Ahern now sees London and Brussels reaching a similar finish line in negotiations “as long as Boris doesn’t have any more dinners and makes a mess of it again.” He said Johnson’s “bluster” plays badly in Brussels, but the British are right to seek a bigger slice of the fish pie.

“They’re being asked to stick to a system that dates to 1973. Denmark, Holland and France catch about 550,000 tons of fish in U.K. waters, and the U.K. catch only 94,000 tons in EU waters. It seems to me that if, with a bit of give and take, the British will get the balance on the fisheries against the EU’s level playing field.”

But Britain’s call for “sovereignty,” he says, cannot mean it can export into an EU single market “worth billions and skillions” without paying its proper dues.

“If you and I were members of a golf club and we paid our fee for the year, and then we went out every Saturday morning to find somebody else who pays nothing and is not a member ahead of us getting preference, any reasonable person would reject that,” he said. “That’s effectively what the British are looking for.”

Ahern said the long-term solution for U.K.-EU trade could well be third-party arbitration that avoids the Court of Justice of the European Union. This would reflect a distinctive feature of the Good Friday negotiations: While the governments of Britain and Ireland were key players and co-signatories, talks were overseen by neutral chairmen from the U.S., Canada and Finland.

“The arbitration issue on future U.K.-EU trade is quite sticky, because the British have such a hate for the European Court of Justice. The solution could be to find another arbitrator,” he said. “The British have a point here. You can’t impose a penalty without having some mechanism. By the end of the week, I believe you’ll see the British and the Europeans agree on such a mechanism, so that when new issues on trade come up, there will be a way of refereeing those disputes.”

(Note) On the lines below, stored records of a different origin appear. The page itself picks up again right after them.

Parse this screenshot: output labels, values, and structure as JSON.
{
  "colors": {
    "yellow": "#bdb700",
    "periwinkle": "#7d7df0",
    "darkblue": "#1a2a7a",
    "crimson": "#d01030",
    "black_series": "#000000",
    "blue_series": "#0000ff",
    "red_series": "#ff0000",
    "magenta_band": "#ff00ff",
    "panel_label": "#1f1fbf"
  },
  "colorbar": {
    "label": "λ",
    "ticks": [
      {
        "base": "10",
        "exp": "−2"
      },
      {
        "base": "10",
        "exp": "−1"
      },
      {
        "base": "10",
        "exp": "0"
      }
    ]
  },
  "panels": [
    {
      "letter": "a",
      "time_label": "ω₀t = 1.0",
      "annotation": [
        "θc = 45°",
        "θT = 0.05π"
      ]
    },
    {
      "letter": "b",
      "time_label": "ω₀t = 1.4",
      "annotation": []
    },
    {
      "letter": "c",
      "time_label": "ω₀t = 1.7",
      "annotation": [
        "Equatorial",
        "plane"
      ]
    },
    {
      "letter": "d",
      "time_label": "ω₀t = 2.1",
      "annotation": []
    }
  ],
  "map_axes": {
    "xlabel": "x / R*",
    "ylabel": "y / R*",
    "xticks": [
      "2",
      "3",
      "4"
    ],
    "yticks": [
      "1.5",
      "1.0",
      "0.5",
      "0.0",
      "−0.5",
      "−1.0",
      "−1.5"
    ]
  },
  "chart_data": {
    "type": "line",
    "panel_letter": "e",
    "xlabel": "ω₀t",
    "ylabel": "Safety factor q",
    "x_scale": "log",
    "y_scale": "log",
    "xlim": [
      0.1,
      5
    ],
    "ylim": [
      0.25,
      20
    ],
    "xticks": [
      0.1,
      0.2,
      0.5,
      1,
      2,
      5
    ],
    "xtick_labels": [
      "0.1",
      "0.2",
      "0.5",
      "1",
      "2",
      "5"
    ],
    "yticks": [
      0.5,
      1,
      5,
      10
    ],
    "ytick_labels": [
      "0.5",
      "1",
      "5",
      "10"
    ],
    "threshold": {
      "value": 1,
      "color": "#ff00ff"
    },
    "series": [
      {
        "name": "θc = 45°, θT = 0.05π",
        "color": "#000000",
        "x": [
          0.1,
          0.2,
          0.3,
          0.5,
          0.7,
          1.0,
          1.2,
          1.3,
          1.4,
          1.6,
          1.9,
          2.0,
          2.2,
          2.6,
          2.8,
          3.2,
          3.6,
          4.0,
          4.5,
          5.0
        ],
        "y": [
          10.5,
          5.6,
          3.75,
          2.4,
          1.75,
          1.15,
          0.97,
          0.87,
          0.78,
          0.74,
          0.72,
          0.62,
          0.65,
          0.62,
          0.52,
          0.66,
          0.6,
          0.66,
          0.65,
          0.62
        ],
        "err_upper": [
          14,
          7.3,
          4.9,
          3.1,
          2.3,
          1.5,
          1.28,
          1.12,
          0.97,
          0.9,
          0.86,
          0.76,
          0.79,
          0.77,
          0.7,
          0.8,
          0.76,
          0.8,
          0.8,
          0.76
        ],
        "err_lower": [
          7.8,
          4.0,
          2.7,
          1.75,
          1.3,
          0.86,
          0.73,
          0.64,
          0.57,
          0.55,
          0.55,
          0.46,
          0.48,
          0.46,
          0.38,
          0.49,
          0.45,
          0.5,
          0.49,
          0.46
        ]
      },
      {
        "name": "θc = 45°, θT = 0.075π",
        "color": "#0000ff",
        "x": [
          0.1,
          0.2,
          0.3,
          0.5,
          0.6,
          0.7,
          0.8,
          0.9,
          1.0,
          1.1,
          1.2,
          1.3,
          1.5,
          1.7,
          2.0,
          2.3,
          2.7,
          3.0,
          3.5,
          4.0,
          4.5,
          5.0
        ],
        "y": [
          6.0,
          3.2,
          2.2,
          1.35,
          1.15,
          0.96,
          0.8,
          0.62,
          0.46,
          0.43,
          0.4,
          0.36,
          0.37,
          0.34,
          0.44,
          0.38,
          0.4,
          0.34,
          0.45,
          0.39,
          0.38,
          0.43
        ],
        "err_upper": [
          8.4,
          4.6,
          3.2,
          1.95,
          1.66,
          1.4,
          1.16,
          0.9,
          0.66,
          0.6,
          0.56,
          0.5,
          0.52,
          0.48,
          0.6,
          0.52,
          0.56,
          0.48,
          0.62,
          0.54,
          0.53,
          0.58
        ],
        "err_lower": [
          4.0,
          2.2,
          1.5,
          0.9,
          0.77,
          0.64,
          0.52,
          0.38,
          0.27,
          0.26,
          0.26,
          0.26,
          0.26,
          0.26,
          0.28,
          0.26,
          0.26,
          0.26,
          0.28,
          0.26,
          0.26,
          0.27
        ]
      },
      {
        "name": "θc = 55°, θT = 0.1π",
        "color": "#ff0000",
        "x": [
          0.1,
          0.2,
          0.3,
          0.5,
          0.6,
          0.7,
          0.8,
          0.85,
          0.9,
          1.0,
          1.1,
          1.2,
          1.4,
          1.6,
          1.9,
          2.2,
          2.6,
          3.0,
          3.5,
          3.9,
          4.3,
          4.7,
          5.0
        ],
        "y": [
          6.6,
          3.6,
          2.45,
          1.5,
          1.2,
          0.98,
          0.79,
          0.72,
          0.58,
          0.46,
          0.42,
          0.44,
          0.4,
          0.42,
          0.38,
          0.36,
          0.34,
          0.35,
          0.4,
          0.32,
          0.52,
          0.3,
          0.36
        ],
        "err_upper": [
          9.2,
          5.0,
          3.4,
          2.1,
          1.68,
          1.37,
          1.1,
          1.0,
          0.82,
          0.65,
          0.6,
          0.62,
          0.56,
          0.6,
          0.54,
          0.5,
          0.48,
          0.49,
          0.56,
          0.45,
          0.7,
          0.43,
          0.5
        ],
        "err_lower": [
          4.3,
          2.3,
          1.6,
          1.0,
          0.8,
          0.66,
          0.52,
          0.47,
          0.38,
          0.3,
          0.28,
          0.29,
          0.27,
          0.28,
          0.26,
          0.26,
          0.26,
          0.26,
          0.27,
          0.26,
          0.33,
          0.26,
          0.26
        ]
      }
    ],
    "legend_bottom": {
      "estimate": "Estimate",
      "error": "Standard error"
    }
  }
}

Ahern said it would make good sense to reach a flexible Brexit trade deal that kicks unresolved issues into 2021. He noted that the Good Friday “agreement” required several years of follow-up negotiations to achieve core goals.

“It was a huge mistake, particularly when the pandemic hit, to insist that the Brexit transition period ends on the 31st of December. Trade deals can take years to conclude,” he said. “Trying to do this in a single year in the middle of a global pandemic was never a good idea.”